Evelyn Johnson’s mother, Denise Brown, came to the United States after the Nazis took control of her native Paris. She had fallen in love with and married an American G.I. along the same time her father, a resistance fighter, had been arrested and she took over his work. But she carried one thing with her in her trip over the ocean to her new home in University Park: a love of ballet.
That love sparked her to found the Denise Brown School of Ballet, now called City Ballet, which Johnson lovingly carries on 65 years later.
“When my oldest sister was about four years old, the mothers in the neighborhood found out that Denise, my mother, was a dancer and they talked her into teaching their children,” Johnson said. “She started teaching them in one of the bedrooms of the house. They moved the furniture out of the room, my father put some portable ballet barres in there, and that’s how she started.”

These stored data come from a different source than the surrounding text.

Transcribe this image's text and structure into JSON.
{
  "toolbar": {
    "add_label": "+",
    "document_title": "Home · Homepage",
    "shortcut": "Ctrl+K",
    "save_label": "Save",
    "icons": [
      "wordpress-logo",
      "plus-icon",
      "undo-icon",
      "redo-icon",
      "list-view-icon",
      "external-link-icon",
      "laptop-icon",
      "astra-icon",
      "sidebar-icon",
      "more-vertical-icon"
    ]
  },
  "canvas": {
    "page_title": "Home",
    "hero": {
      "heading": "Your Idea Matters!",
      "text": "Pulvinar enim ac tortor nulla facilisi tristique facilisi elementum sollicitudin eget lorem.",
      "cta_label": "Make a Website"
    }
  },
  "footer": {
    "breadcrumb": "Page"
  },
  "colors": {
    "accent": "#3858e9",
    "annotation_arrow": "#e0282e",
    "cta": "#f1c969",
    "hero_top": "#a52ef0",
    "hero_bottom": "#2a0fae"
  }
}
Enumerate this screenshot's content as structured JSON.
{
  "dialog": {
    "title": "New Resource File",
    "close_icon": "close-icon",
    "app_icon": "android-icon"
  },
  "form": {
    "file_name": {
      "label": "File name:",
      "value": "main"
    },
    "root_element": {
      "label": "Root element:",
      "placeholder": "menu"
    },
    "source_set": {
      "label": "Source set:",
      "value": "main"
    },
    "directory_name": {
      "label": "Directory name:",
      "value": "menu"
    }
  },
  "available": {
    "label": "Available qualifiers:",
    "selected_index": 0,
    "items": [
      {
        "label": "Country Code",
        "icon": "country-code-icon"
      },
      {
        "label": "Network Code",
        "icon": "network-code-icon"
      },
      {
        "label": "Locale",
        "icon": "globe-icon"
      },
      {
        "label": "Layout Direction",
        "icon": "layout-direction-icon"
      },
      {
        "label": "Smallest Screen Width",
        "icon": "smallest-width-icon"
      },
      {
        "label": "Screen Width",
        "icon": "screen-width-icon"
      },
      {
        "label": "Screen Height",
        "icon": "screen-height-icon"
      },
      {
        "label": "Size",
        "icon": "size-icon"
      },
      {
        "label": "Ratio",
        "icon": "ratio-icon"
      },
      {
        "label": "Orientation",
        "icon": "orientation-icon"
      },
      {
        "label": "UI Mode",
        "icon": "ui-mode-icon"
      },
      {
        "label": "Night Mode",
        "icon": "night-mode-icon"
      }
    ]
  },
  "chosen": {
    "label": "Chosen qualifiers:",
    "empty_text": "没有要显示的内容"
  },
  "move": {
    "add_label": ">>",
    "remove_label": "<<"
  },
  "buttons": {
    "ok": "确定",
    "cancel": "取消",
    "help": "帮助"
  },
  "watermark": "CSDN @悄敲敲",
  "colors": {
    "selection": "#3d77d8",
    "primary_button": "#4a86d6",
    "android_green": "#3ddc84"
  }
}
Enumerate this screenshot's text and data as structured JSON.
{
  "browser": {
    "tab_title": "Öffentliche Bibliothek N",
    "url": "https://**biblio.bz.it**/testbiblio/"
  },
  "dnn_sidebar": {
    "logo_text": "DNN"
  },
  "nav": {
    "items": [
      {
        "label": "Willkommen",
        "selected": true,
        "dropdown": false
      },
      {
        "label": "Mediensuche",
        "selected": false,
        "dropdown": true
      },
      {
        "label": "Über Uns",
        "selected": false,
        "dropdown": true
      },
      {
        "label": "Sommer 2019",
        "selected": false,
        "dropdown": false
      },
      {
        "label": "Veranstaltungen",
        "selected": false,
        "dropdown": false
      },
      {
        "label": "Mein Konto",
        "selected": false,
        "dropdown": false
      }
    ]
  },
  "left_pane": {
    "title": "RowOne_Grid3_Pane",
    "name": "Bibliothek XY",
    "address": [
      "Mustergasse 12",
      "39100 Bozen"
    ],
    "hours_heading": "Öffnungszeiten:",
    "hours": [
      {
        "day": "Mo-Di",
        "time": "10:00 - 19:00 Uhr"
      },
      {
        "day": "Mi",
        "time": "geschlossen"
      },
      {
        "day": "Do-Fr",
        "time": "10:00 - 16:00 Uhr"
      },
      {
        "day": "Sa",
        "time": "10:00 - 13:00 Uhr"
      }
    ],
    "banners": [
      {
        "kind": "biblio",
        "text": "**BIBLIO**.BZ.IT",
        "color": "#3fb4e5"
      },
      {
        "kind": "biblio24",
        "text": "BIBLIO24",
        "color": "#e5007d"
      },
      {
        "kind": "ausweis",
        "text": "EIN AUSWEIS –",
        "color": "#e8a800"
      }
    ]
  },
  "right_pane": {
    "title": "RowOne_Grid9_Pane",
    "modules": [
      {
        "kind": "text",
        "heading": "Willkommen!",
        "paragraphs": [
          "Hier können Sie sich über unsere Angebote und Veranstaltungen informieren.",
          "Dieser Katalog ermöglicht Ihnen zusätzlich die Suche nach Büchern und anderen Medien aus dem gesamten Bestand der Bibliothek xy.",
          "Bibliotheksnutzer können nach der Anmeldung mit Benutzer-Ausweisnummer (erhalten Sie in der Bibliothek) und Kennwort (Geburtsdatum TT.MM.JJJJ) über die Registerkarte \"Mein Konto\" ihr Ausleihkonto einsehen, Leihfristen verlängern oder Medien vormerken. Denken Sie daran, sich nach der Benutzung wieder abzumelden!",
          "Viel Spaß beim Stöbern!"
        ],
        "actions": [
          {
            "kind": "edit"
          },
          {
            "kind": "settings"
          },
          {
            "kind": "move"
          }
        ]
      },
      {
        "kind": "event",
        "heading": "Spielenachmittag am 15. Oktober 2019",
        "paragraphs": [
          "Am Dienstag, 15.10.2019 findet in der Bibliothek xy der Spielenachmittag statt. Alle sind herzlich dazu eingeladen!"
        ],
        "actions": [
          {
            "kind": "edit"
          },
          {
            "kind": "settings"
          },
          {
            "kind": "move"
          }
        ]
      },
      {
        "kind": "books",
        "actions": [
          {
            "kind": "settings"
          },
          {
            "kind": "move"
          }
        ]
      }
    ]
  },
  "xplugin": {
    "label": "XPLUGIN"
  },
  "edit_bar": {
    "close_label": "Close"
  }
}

Before she knew it, Brown had 50 students. To comply with city code — her husband was the finance director for University Park — she rented a space on Lovers Lane. Though the studio has moved around in its 65-year history, the current space sits on the same street.
“She’s a really hard act to follow,” Johnson said of her mother, who taught until she was 83 years old. “She could see somebody in the grocery store and say, ‘You’re so-and-so’s grandmother.’ She remembered everyone and everything and got to know the family — not just the child in the room.”
But even though Johnson admits she had big shoes to fill, clients and families are still coming to her for that very reason.
Mary Ann May noticed the genuine love emanating from the studio’s instructors, rather than just the harsh criticism that could be found at other schools.
“I wasn’t going to put [my daughter] in a place that was so strict they would extinguish her love of dance,” she said.
She enrolled her daughter, Sydney, who now has her sights set on a professional dance career after 10 years with City Ballet.
Following her third year with the school, Sydney wanted to move up to a pointe class, so her mother went to speak with Brown, who then spent one-on-one time with Sydney after class.
“She said, ‘I’ve pulled some ballet shoes out. Let me look at your foot. I’m going to take you into the studio and see if your ankles can support you, but you have to show me you’re strong enough,’” May said.
Sydney passed the test and moved up to the next class. Eventually, Brown gave her a pair of own pointe shoes, which May says still hang on Sydney’s bed at home.
It’s the dedication to students such as Sydney that Johnson has carried on even after her mother’s death.
“This is a family of people who really know my daughter, and that’s what’s amazing about it,” May said. “It’s a place of enrichment.”
Of course, that enrichment isn’t just about the emotional support; the technical side of ballet is very much a part of the curriculum at City Ballet, but it’s presented in such a way that doesn’t overwhelm its dancers.
“City Ballet teaches you strength of character and pushes your boundaries in the best way possible,” former student Jane Beaird said. “It’s intense, but with that comes this feeling of empowering yourself.”
And it’s that feeling of self-empowerment that Johnson loves teaching to students in the studio’s 65th year.
“I’m beginning to understand what my mother went through in that I am now seeing the children of students that I taught,” Johnson said. “It’s more than just ballet. It’s life lessons. It’s a culmination of ballet teacher and parent.”